L’Italia campione del Mondo 2006 poteva contare, nelle sue fila, su gente come Totti, Del Piero, Toni, Gilardino e Inzaghi: tutti calciatori di un certo spessore, soprattutto internazionale, che con una giocata potevano risolverti anche le partite meno brillanti. Prima ancora, attenendoci rigorosamente agli anni ’90, i vari Baggio, Vialli, Mancini, Vieri, Signori. Adesso la musica, purtroppo, è cambiata: il ct Antonio Conte deve attingere alla colonia degli oriundi (vedi Éder e Vázquez) oppure chiamare in causa calciatori come Zaza e Immobile che non stanno nemmeno giocando titolari nei rispettivi club.
Chiaro che, come in tutte le cose, le colpe non sono di un solo soggetto. Ma la situazione del nostro campionato può aiutarci a capire le radici di questa “crisi di rinnovamento”. Se prendiamo in esame infatti gli attaccanti che giocano titolari in Serie A, è chiara come il sole la propensione dei club a puntare sugli stranieri. E quelle squadre che decidono di affidarsi agli italiani, scelgono un usato sicuro, calciatori esperti per lo più over 30.
Vediamo nel dettaglio. Le squadre più blasonate hanno ben pochi attaccanti italiani sui quali puntano in maniera decisa: la Juventus ha il già citato Zaza (il quale però sembra essere la quarta scelta di Allegri); la Roma ha il solo Totti (che, chiaramente non può essere definito, dall’alto delle sue 39 primavere, un giovane da lanciare; la Fiorentina ha Rossi (ma i dubbi in questo caso riguardano la sua tenuta fisica); il Napoli punta forte su Insigne, mentre Gabbiadini sta incontrando moltissime difficoltà con Sarri; la Lazio ha il 31enne Matri, il Milan lo scostante Balotelli e l’Inter, dulcis in fundo, non ha nessun italiano.
Le cose non vanno meglio se si prendono in considerazione tutte le altre squadre: l’Empoli punta ancora sul 36enne Maccarone, l’Hellas Verona sul 37enne Toni e su Pazzini, classe ’84, l’Udinese schiera Totò Di Natale, 38 anni appena compiuti. Nel Torino il titolare inamovibile è Quagliarella – 32 primavere -, a Palermo gioca quasi constantemente il classe 1982 Gilardino, così come a Carpi la scelta è ricaduta su Borriello, anche lui 33enne.
E così chi rimane?
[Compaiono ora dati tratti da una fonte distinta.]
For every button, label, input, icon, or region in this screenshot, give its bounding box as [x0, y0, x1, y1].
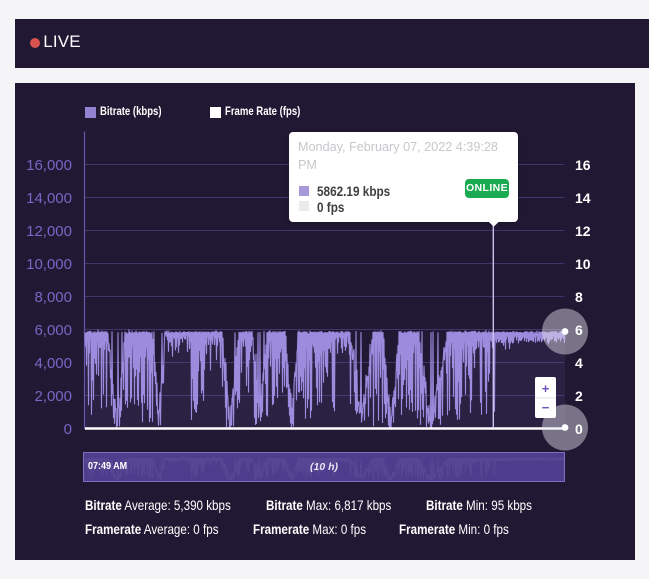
svg-text:14,000: 14,000 [26, 190, 72, 207]
svg-text:16,000: 16,000 [26, 157, 72, 174]
svg-text:14: 14 [575, 190, 591, 206]
svg-text:10,000: 10,000 [26, 256, 72, 273]
svg-text:16: 16 [575, 157, 591, 173]
svg-text:0: 0 [575, 421, 583, 437]
svg-text:12: 12 [575, 223, 591, 239]
svg-text:2: 2 [575, 388, 583, 404]
svg-text:12,000: 12,000 [26, 223, 72, 240]
svg-text:6: 6 [575, 322, 583, 338]
svg-text:4: 4 [575, 355, 583, 371]
svg-text:2,000: 2,000 [34, 388, 72, 405]
svg-text:8,000: 8,000 [34, 289, 72, 306]
svg-text:8: 8 [575, 289, 583, 305]
svg-text:6,000: 6,000 [34, 322, 72, 339]
svg-text:0: 0 [64, 421, 72, 438]
svg-text:4,000: 4,000 [34, 355, 72, 372]
svg-text:10: 10 [575, 256, 591, 272]
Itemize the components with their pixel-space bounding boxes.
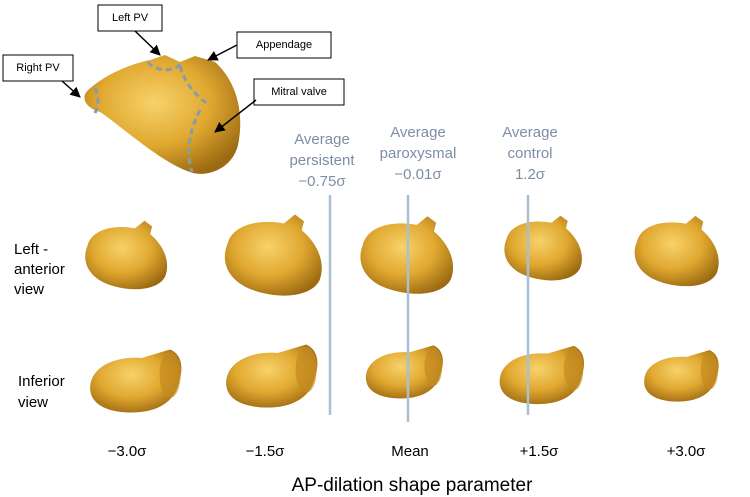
atrium-model [84,55,241,174]
column-label: +3.0σ [667,443,707,460]
callout-label: Appendage [256,39,312,51]
average-label: Average [502,124,558,141]
callouts: Left PV Appendage Right PV Mitral valve [2,4,345,133]
average-label: control [507,145,552,162]
average-label: −0.75σ [298,173,346,190]
callout-label: Right PV [16,62,60,74]
row-label: view [14,281,44,298]
axis-title: AP-dilation shape parameter [292,475,533,496]
average-label: 1.2σ [515,166,546,183]
column-label: +1.5σ [520,443,560,460]
column-labels: −3.0σ −1.5σ Mean +1.5σ +3.0σ [108,443,707,460]
average-label: Average [294,131,350,148]
average-label: Average [390,124,446,141]
inferior-shapes [90,344,719,413]
row-labels: Left - anterior view Inferior view [14,241,65,411]
column-label: −1.5σ [246,443,286,460]
average-labels: Average persistent −0.75σ Average paroxy… [289,124,557,190]
callout-label: Mitral valve [271,86,327,98]
average-label: persistent [289,152,355,169]
row-label: anterior [14,261,65,278]
anterior-shapes [85,214,719,296]
average-label: −0.01σ [394,166,442,183]
row-label: Inferior [18,373,65,390]
average-label: paroxysmal [380,145,457,162]
row-label: view [18,394,48,411]
callout-label: Left PV [112,12,149,24]
row-label: Left - [14,241,48,258]
column-label: Mean [391,443,429,460]
column-label: −3.0σ [108,443,148,460]
average-lines [328,195,530,422]
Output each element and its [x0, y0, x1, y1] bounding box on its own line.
Il Bologna ha Destro, giovane ma ancora inespresso, il Sassuolo Berardi (l’unico con una certa tecnica), il ChievoVerona Paloschi, il Genoa prova a proporre Pavoletti. Dietro di loro il nulla o quasi: troppo poco per una scuola, come quella italiana, che ha sfornato campioni in tutte le epoche calcistiche. I numeri parlano chiaro: urge una rapida sterzata, subito.